Fed's Yellen raises concerns about overheating of US economy
20 Jan 2017
The Federal Reserve should continue with its modestly accommodative monetary policy and raise interest rates slowly to avoid harming the recovery that the central bank has so far sought to nurture, Federal Reserve Chair Janet Yellen said on Thursday.
''I think that allowing the economy to run markedly and persistently ''hot'' would be risky and unwise,'' Yellen said at the Stanford Institute for Economic Policy Research.
Yellen said with the unemployment rate near its longer-run normal level and likely to move a bit lower this year, it is undesirable to overheat the economy with very low interest rates.
While there are no signs as yet that the Fed is behind the curve or the economy is in danger of a sudden surge in inflation, she said, ''I consider it prudent to adjust the stance of monetary policy gradually over time.''
She said while it is true that many employers report difficulties in finding qualified workers in selected occupations, and more workers are comfortable quitting jobs to take or look for better positions, that only points to the health of the labour market. ''But this is to be expected in a healthy labour market and not evidence that the economy as a whole is experiencing a serious worker shortage,'' she said.
However, she said, recent behaviour of wages provides additional evidence pertaining to the degree of labour market slack - increases in average hourly earnings, the employment cost index, and compensation per hour - remain subdued, picking up only modestly of late, adding that these data do not seem consistent with an overheated labor market.
Moreover, she said, signs of overheating in the broader economy are also scarce. For example, capacity utilisation in the manufacturing sector is well below its historical average. Most importantly, although core inflation is rising gradually from a low level, this increase mainly reflects the waning of the effects of earlier movements in the dollar, not upward pressure from resource utilisation.
Although the labour market is not overheated currently, this could happen as labour market conditions strengthen further, causing inflation to surge. This, she said, is an unlikely ossibility in the near future.

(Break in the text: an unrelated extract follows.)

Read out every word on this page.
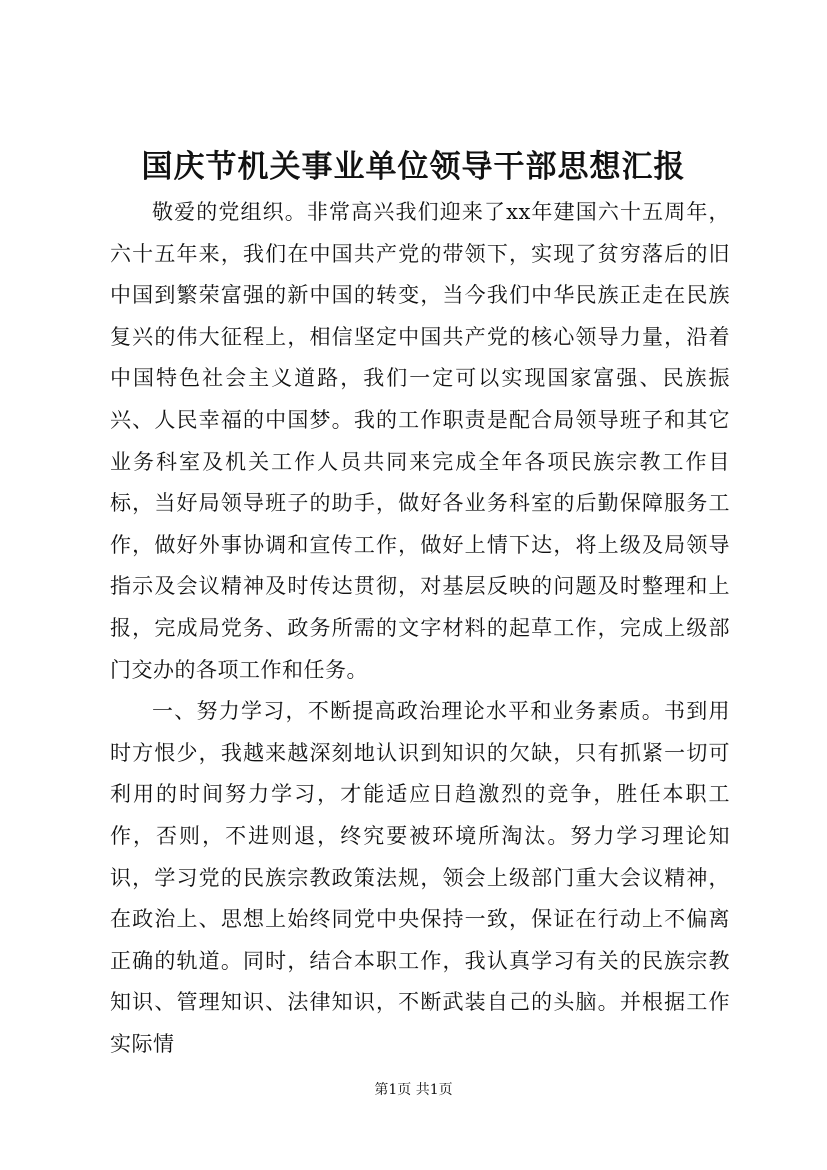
国庆节机关事业单位领导干部思想汇报

敬爱的党组织。非常高兴我们迎来了xx年建国六十五周年，六十五年来，我们在中国共产党的带领下，实现了贫穷落后的旧中国到繁荣富强的新中国的转变，当今我们中华民族正走在民族复兴的伟大征程上，相信坚定中国共产党的核心领导力量，沿着中国特色社会主义道路，我们一定可以实现国家富强、民族振兴、人民幸福的中国梦。我的工作职责是配合局领导班子和其它业务科室及机关工作人员共同来完成全年各项民族宗教工作目标，当好局领导班子的助手，做好各业务科室的后勤保障服务工作，做好外事协调和宣传工作，做好上情下达，将上级及局领导指示及会议精神及时传达贯彻，对基层反映的问题及时整理和上报，完成局党务、政务所需的文字材料的起草工作，完成上级部门交办的各项工作和任务。

一、努力学习，不断提高政治理论水平和业务素质。书到用时方恨少，我越来越深刻地认识到知识的欠缺，只有抓紧一切可利用的时间努力学习，才能适应日趋激烈的竞争，胜任本职工作，否则，不进则退，终究要被环境所淘汰。努力学习理论知识，学习党的民族宗教政策法规，领会上级部门重大会议精神，在政治上、思想上始终同党中央保持一致，保证在行动上不偏离正确的轨道。同时，结合本职工作，我认真学习有关的民族宗教知识、管理知识、法律知识，不断武装自己的头脑。并根据工作实际情

第1页 共1页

Average payroll gains moderated from 250,000 per month in 2014 to 180,000 last year, and the unemployment rate declined 1-0.75 percentage points cumulatively over 2014 and 2015, compared with only 0.25 percentage point last year.

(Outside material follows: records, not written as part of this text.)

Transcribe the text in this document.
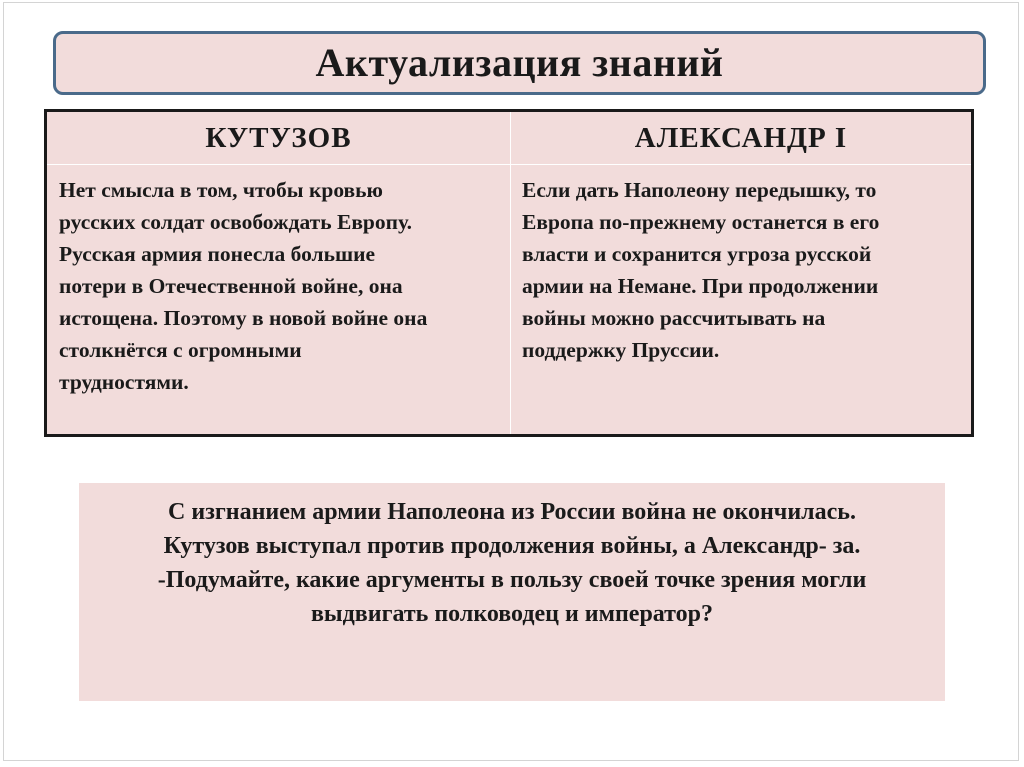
Актуализация знаний
КУТУЗОВ	АЛЕКСАНДР I
Нет смысла в том, чтобы кровью
русских солдат освобождать Европу.
Русская армия понесла большие
потери в Отечественной войне, она
истощена. Поэтому в новой войне она
столкнётся с огромными
трудностями.
Если дать Наполеону передышку, то
Европа по-прежнему останется в его
власти и сохранится угроза русской
армии на Немане. При продолжении
войны можно рассчитывать на
поддержку Пруссии.
С изгнанием армии Наполеона из России война не окончилась.
Кутузов выступал против продолжения войны, а Александр- за.
-Подумайте, какие аргументы в пользу своей точке зрения могли
выдвигать полководец и император?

Second, economic growth more broadly seems unlikely to pick up markedly in the near term given the ongoing restraint from weak foreign demand and other factors.
The downward pressure that the Fed's $4.5 trillion balance sheet has been exerting on rates for the last several years is declining, she said, making it all the more important to raise rates only gradually.
The Fed last month raised its short-term interest-rate target for only the second time in a decade, but signaled it would likely speed up the pace of rate hikes this year. Rates are currently targeted at between 0.5 per cent and 0.75 per cent.
With unemployment, at 4.7 per cent, near what many economists, including Yellen, see as its long-run sustainable level, and inflation closing in on the Fed's 2-per cent goal, most Fed officials expect to lift rates three times over the course of the next 12 months.
Some left-leaning economists and activists have urged the Fed to keep rates low to provide more opportunities for the jobless and to push up on wages, whose growth has been tepid.
Meanwhile, Republican Donald Trump, who is set to become the next US President on Friday, has promised a set of economic policies, including tax and regulatory reform, aimed at boosting economic growth.
Yellen for the second time in two days warned that a delay in tightening monetary policy could drive up inflation and force the Fed to jack up rates in response, sending the economy into a tailspin that might have been avoided if the rate hikes had been more gradual.
It ''will not be easy'' to find a path of rate hikes that can foster strong jobs growth and 2-per cent inflation, given the uncertainties of global growth, slow domestic productivity growth, and a change in fiscal policies, among others.
The path of rate hikes could differ from current expectations depending on how those uncertainties unfold, she said.